A punição firme do delinquente, porém, nada tem a ver com vingança. A sociedade não pode permitir que o homicida seja linchado. Sob o risco de coonestar a instauração do caos; dissolver o tecido que permite a convivência e a resolução pacífica de problemas.
A sociedade também não pode permitir que um condenado cumpra pena que não lhe cabe. Não é dado ao Estado impor a quem custodia tratamento cruel e desumano. O criminoso condenado à privação de liberdade, ao sair da cadeia, teve quitadas suas dívidas para com a sociedade.
Infelizmente, o que o Brasil aplica a seus presos é a vingança, não a justiça, nem a punição. Senão, como explicar as masmorras medievais a que são atirados os presos, país afora? Sem tratamento de saúde, os detentos apodrecem; com frequência, vítimas da Aids convivem -na mesma cela- com presos sadios.
A situação é ainda pior nos xadrezes dos distritos policiais da Grande São Paulo. Os próprios delegados, em particular, reconhecem o direito do preso de tentar fugir a qualquer custo. Uma blitz recente da Comissão dos Direitos Humanos da OAB-SP constatou, em um distrito, celas transformadas em verdadeiros "edifícios térreos". Explica-se: por falta de espaço para dormir no chão, dezenas de detentos penduravam suas redes em níveis sucessivos, nas grades.
Neste momento em que a Campanha da Fraternidade da CNBB começa a projetar-se, expondo as barbaridades que ocorrem nos porões da sociedade, é necessário reconhecer as conquistas já obtidas. Como a decisão do governo do Estado de São Paulo -que tem o apoio irrestrito da OAB-SP- de desativar em breve a nefasta Casa de Detenção, no Carandiru.
Nenhum sistema prisional eficiente do mundo admite a possibilidade de administrar um verdadeiro vulcão -sempre a um passo de explodir- com 6.000 presos e conhecidos esquemas de corrupção, tráfico de drogas e de influência, envolvendo funcionários públicos.
Outra iniciativa de grande êxito é a gestão comunitária de cadeias, que vem humanizando prisões em cidades como Bragança Paulista; implantou frentes de trabalho (que também revertem em recursos para as famílias dos presos) e reduziu custos.

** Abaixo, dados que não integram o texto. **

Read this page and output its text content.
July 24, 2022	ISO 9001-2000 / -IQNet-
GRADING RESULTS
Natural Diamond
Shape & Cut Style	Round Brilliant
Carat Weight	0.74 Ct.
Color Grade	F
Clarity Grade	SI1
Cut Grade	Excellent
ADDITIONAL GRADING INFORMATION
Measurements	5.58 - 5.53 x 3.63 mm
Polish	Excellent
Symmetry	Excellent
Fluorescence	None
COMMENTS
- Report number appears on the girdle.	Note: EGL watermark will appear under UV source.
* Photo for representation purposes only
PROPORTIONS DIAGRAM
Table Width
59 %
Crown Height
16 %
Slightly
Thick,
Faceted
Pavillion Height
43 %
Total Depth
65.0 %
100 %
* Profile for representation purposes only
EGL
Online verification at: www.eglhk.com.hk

No caso de Bragança, a reforma da estrutura prisional reduziu as taxas de reincidência criminosa para 5%, contra até 85% em cadeias comuns. Esse modelo humanista, desenvolvido no mesmo Brasil que prima pelas prisões anacrônicas, já é exportado para diversos países.
Mas ainda é pouco. Será que a gestão comunitária de prisões pode ser ampliada por todo o Estado, por todo o país? Será que os novos "cadeiões" -que devem substituir o Carandiru- garantirão condições de vida decentes para os detentos?
Instrumento eficiente para a ressocialização do detento é o trabalho -um direito que o preso tem, até, pela remissão. Ou seja, para cada três dias trabalhados, ele diminui um dia em sua pena. Com o fruto de seu trabalho nas oficinas, o encarcerado pode ajudar no sustento de sua família e, depois de alguns anos, até formar um pequeno pecúlio para apoiar seu reingresso na sociedade.
O Estado pode e deve proporcionar trabalho ao detento. E nem mesmo a falta de verbas pode-se alegar, uma vez que as oficinas podem ser instaladas pela própria iniciativa privada. Outra chaga que deve ser lancetada é a falta da assistência judiciária, motivo de diversas rebeliões de presos e que condena muitos a cumprirem penas superiores às que receberam.
Na verdade, o Brasil está se vingando ilegalmente de seus presos. Essa prática, ao lado da impunidade para crimes grandes e pequenos, faz com que o sistema prisional se transforme em uma gigantesca usina de criminosos. Em cada esquina, em cada farol de trânsito, essa usina se manifesta, cobrando com juros o descaso social. Ainda há tempo.